Os ashrams alcançaram as cabeças ocidentais em 1968, quando os Beatles chegaram a Rishikesh, cidadezinha indiana aos pés do Himalaia. O mundo lá, na crista da contracultura. E John, Paul e Ringo, encabeçados por George, seguindo o guru Maharishi Mahesh Yogi, o nomão da meditação transcendental. A vida da maior banda do mundo em terras indianas deu em caos. Ringo debandou na segunda semana; Paul, no primeiro mês. John se empirulitou também – teria escrito a música Sexy Sadie para o guru, que se dizia celibatário, mas na prática não controlava seus instintos primitivos.

Ainda assim, George insistiu em que a Índia, “com a ioga, a meditação e todas essas coisas”, abriu “a porta de sua consciência”. E o negócio explodiu: Rishikesh ganhou dezenas de ashrams e virou a capital da ioga. Maharishi morreu bilionário, em 2008. A Índia foi invadida por ocidentais.

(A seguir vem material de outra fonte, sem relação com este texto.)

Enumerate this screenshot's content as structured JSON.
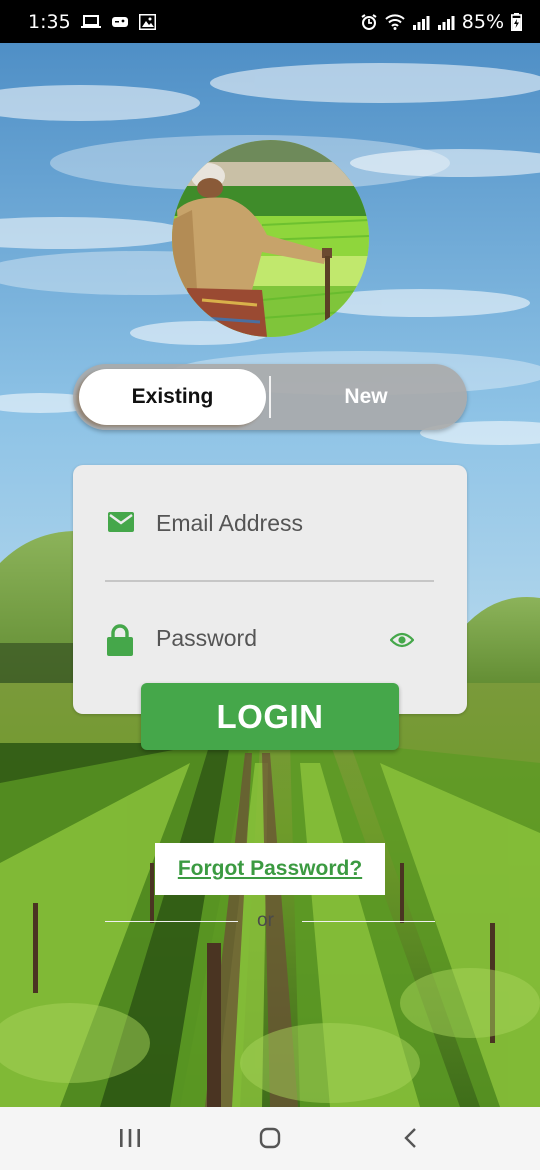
{
  "status_bar": {
    "time": "1:35",
    "battery": "85%",
    "left_icons": [
      "laptop-icon",
      "game-controller-icon",
      "image-icon"
    ],
    "right_icons": [
      "alarm-icon",
      "wifi-icon",
      "signal-icon",
      "signal-r-icon",
      "battery-charging-icon"
    ]
  },
  "login_screen": {
    "toggle": {
      "existing_label": "Existing",
      "new_label": "New",
      "selected": "Existing"
    },
    "email": {
      "placeholder": "Email Address",
      "value": ""
    },
    "password": {
      "placeholder": "Password",
      "value": ""
    },
    "login_label": "LOGIN",
    "forgot_password_label": "Forgot Password?",
    "or_label": "or"
  },
  "nav_bar": {
    "buttons": [
      "recents-icon",
      "home-icon",
      "back-icon"
    ]
  },
  "colors": {
    "brand_green": "#45a74a",
    "link_green": "#3b9a41",
    "card_bg": "#ececec",
    "toggle_bg": "#aaaaaa"
  }
}
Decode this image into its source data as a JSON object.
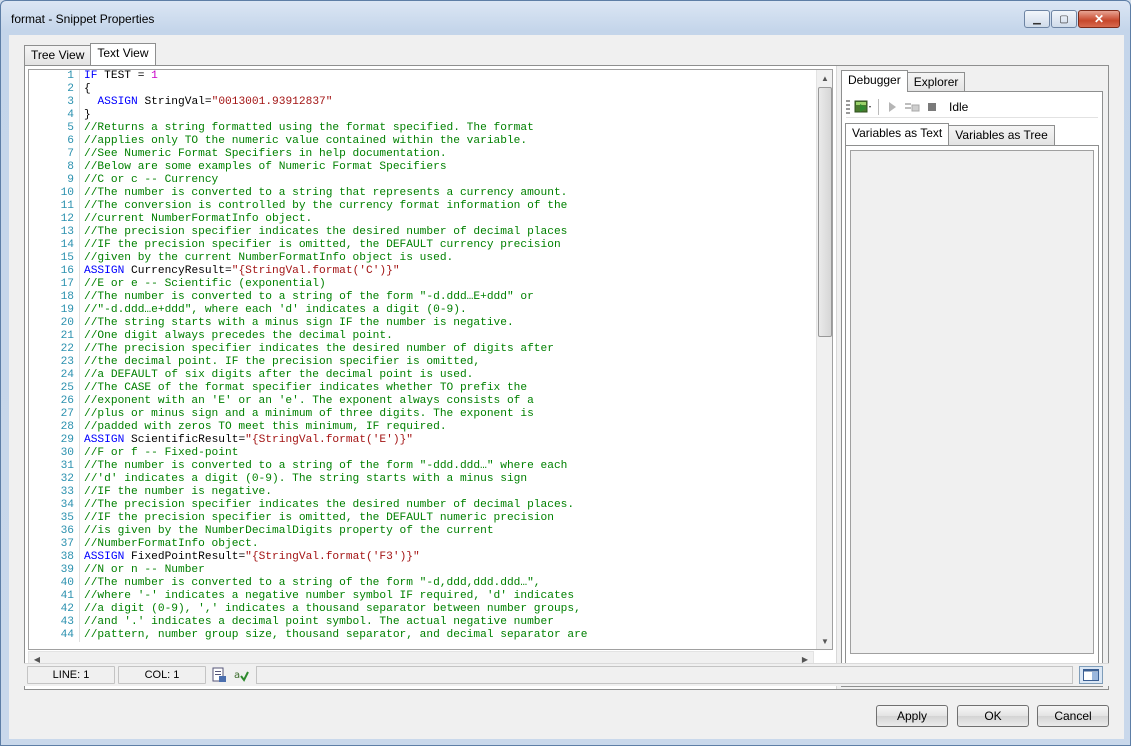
{
  "window": {
    "title": "format - Snippet Properties"
  },
  "outer_tabs": [
    {
      "label": "Tree View",
      "active": false
    },
    {
      "label": "Text View",
      "active": true
    }
  ],
  "code_lines": [
    {
      "n": "1",
      "k": "c",
      "t": "IF TEST = 1"
    },
    {
      "n": "2",
      "k": "c",
      "t": "{"
    },
    {
      "n": "3",
      "k": "c",
      "t": "  ASSIGN StringVal=\"0013001.93912837\""
    },
    {
      "n": "4",
      "k": "c",
      "t": "}"
    },
    {
      "n": "5",
      "k": "g",
      "t": "//Returns a string formatted using the format specified. The format"
    },
    {
      "n": "6",
      "k": "g",
      "t": "//applies only TO the numeric value contained within the variable."
    },
    {
      "n": "7",
      "k": "g",
      "t": "//See Numeric Format Specifiers in help documentation."
    },
    {
      "n": "8",
      "k": "g",
      "t": "//Below are some examples of Numeric Format Specifiers"
    },
    {
      "n": "9",
      "k": "g",
      "t": "//C or c -- Currency"
    },
    {
      "n": "10",
      "k": "g",
      "t": "//The number is converted to a string that represents a currency amount."
    },
    {
      "n": "11",
      "k": "g",
      "t": "//The conversion is controlled by the currency format information of the"
    },
    {
      "n": "12",
      "k": "g",
      "t": "//current NumberFormatInfo object."
    },
    {
      "n": "13",
      "k": "g",
      "t": "//The precision specifier indicates the desired number of decimal places"
    },
    {
      "n": "14",
      "k": "g",
      "t": "//IF the precision specifier is omitted, the DEFAULT currency precision"
    },
    {
      "n": "15",
      "k": "g",
      "t": "//given by the current NumberFormatInfo object is used."
    },
    {
      "n": "16",
      "k": "c",
      "t": "ASSIGN CurrencyResult=\"{StringVal.format('C')}\""
    },
    {
      "n": "17",
      "k": "g",
      "t": "//E or e -- Scientific (exponential)"
    },
    {
      "n": "18",
      "k": "g",
      "t": "//The number is converted to a string of the form \"-d.ddd…E+ddd\" or"
    },
    {
      "n": "19",
      "k": "g",
      "t": "//\"-d.ddd…e+ddd\", where each 'd' indicates a digit (0-9)."
    },
    {
      "n": "20",
      "k": "g",
      "t": "//The string starts with a minus sign IF the number is negative."
    },
    {
      "n": "21",
      "k": "g",
      "t": "//One digit always precedes the decimal point."
    },
    {
      "n": "22",
      "k": "g",
      "t": "//The precision specifier indicates the desired number of digits after"
    },
    {
      "n": "23",
      "k": "g",
      "t": "//the decimal point. IF the precision specifier is omitted,"
    },
    {
      "n": "24",
      "k": "g",
      "t": "//a DEFAULT of six digits after the decimal point is used."
    },
    {
      "n": "25",
      "k": "g",
      "t": "//The CASE of the format specifier indicates whether TO prefix the"
    },
    {
      "n": "26",
      "k": "g",
      "t": "//exponent with an 'E' or an 'e'. The exponent always consists of a"
    },
    {
      "n": "27",
      "k": "g",
      "t": "//plus or minus sign and a minimum of three digits. The exponent is"
    },
    {
      "n": "28",
      "k": "g",
      "t": "//padded with zeros TO meet this minimum, IF required."
    },
    {
      "n": "29",
      "k": "c",
      "t": "ASSIGN ScientificResult=\"{StringVal.format('E')}\""
    },
    {
      "n": "30",
      "k": "g",
      "t": "//F or f -- Fixed-point"
    },
    {
      "n": "31",
      "k": "g",
      "t": "//The number is converted to a string of the form \"-ddd.ddd…\" where each"
    },
    {
      "n": "32",
      "k": "g",
      "t": "//'d' indicates a digit (0-9). The string starts with a minus sign"
    },
    {
      "n": "33",
      "k": "g",
      "t": "//IF the number is negative."
    },
    {
      "n": "34",
      "k": "g",
      "t": "//The precision specifier indicates the desired number of decimal places."
    },
    {
      "n": "35",
      "k": "g",
      "t": "//IF the precision specifier is omitted, the DEFAULT numeric precision"
    },
    {
      "n": "36",
      "k": "g",
      "t": "//is given by the NumberDecimalDigits property of the current"
    },
    {
      "n": "37",
      "k": "g",
      "t": "//NumberFormatInfo object."
    },
    {
      "n": "38",
      "k": "c",
      "t": "ASSIGN FixedPointResult=\"{StringVal.format('F3')}\""
    },
    {
      "n": "39",
      "k": "g",
      "t": "//N or n -- Number"
    },
    {
      "n": "40",
      "k": "g",
      "t": "//The number is converted to a string of the form \"-d,ddd,ddd.ddd…\","
    },
    {
      "n": "41",
      "k": "g",
      "t": "//where '-' indicates a negative number symbol IF required, 'd' indicates"
    },
    {
      "n": "42",
      "k": "g",
      "t": "//a digit (0-9), ',' indicates a thousand separator between number groups,"
    },
    {
      "n": "43",
      "k": "g",
      "t": "//and '.' indicates a decimal point symbol. The actual negative number"
    },
    {
      "n": "44",
      "k": "g",
      "t": "//pattern, number group size, thousand separator, and decimal separator are"
    }
  ],
  "right_panel": {
    "tabs": [
      {
        "label": "Debugger",
        "active": true
      },
      {
        "label": "Explorer",
        "active": false
      }
    ],
    "status": "Idle",
    "sub_tabs": [
      {
        "label": "Variables as Text",
        "active": true
      },
      {
        "label": "Variables as Tree",
        "active": false
      }
    ]
  },
  "statusbar": {
    "line": "LINE: 1",
    "col": "COL: 1"
  },
  "buttons": {
    "apply": "Apply",
    "ok": "OK",
    "cancel": "Cancel"
  },
  "colors": {
    "comment": "#008000",
    "keyword": "#0000ff",
    "string": "#a31515",
    "line_number": "#2b91af"
  },
  "icons": [
    "minimize-icon",
    "maximize-icon",
    "close-icon",
    "run-icon",
    "step-icon",
    "stop-icon",
    "evaluate-icon",
    "validate-icon",
    "panel-toggle-icon"
  ]
}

Steve Jobs e a escritora Liz Gilbert estiveram por lá, buscando boas inspirações para criar a empresa mais valiosa do mundo e um baita best-seller. E mais gente, muito mais gente. A motivação é quase sempre a mesma: olhar para dentro de si. O fato é que poucos voltam desencantados. É comum ouvir fases como “a experiência é transformadora”.

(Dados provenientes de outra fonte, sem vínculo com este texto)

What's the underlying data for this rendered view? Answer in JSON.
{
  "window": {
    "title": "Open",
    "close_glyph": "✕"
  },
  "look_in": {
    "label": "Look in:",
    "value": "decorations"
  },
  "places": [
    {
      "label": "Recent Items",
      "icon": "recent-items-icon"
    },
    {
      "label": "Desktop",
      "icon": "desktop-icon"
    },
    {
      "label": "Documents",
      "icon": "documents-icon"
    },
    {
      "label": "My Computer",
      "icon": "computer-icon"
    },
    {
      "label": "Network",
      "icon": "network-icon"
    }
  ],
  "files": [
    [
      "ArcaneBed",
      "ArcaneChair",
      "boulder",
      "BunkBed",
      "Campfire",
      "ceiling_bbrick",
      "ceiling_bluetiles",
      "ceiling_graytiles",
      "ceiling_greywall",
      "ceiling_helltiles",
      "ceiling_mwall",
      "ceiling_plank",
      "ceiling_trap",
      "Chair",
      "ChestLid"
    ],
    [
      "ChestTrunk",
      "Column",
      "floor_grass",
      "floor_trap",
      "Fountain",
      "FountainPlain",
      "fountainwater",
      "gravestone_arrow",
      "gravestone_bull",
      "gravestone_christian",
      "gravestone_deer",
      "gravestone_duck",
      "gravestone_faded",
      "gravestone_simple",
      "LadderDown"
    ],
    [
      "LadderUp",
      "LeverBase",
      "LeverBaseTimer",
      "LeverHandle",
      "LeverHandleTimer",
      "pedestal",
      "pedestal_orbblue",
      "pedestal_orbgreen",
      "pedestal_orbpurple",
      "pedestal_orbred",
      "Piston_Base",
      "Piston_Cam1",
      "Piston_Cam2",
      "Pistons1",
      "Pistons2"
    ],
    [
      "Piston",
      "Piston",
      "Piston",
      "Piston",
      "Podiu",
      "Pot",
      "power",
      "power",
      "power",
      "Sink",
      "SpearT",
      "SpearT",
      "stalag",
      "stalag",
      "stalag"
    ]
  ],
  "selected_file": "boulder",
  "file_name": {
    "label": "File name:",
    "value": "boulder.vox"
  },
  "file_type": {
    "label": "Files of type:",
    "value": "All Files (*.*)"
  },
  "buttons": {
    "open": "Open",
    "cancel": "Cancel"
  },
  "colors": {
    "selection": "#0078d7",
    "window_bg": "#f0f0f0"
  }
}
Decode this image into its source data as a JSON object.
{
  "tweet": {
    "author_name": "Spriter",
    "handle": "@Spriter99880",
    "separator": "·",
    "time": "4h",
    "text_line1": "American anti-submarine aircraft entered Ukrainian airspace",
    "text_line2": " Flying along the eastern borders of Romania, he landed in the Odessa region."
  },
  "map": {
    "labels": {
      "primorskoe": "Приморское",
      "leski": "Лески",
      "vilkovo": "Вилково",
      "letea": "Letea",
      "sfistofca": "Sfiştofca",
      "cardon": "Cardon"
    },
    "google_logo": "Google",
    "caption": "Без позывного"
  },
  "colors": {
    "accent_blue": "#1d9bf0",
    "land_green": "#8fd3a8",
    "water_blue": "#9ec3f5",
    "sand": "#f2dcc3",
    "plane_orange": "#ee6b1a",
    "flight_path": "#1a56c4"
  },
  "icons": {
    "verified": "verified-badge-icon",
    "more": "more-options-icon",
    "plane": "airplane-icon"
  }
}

Beatles e o guru Maharishi Mahesh Yogi, em Rishikesh, Índia, 1968 Os Beatles e o guru Maharishi Mahesh Yogi, em março de 1968

Como funcionam os ashrams

Cada ashram é território de um guru com pregação, estilo e motivação particulares. Muitos levam vida simples e contemplativa, outros andam em carrões e defendem que a iluminação não depende de renúncia material.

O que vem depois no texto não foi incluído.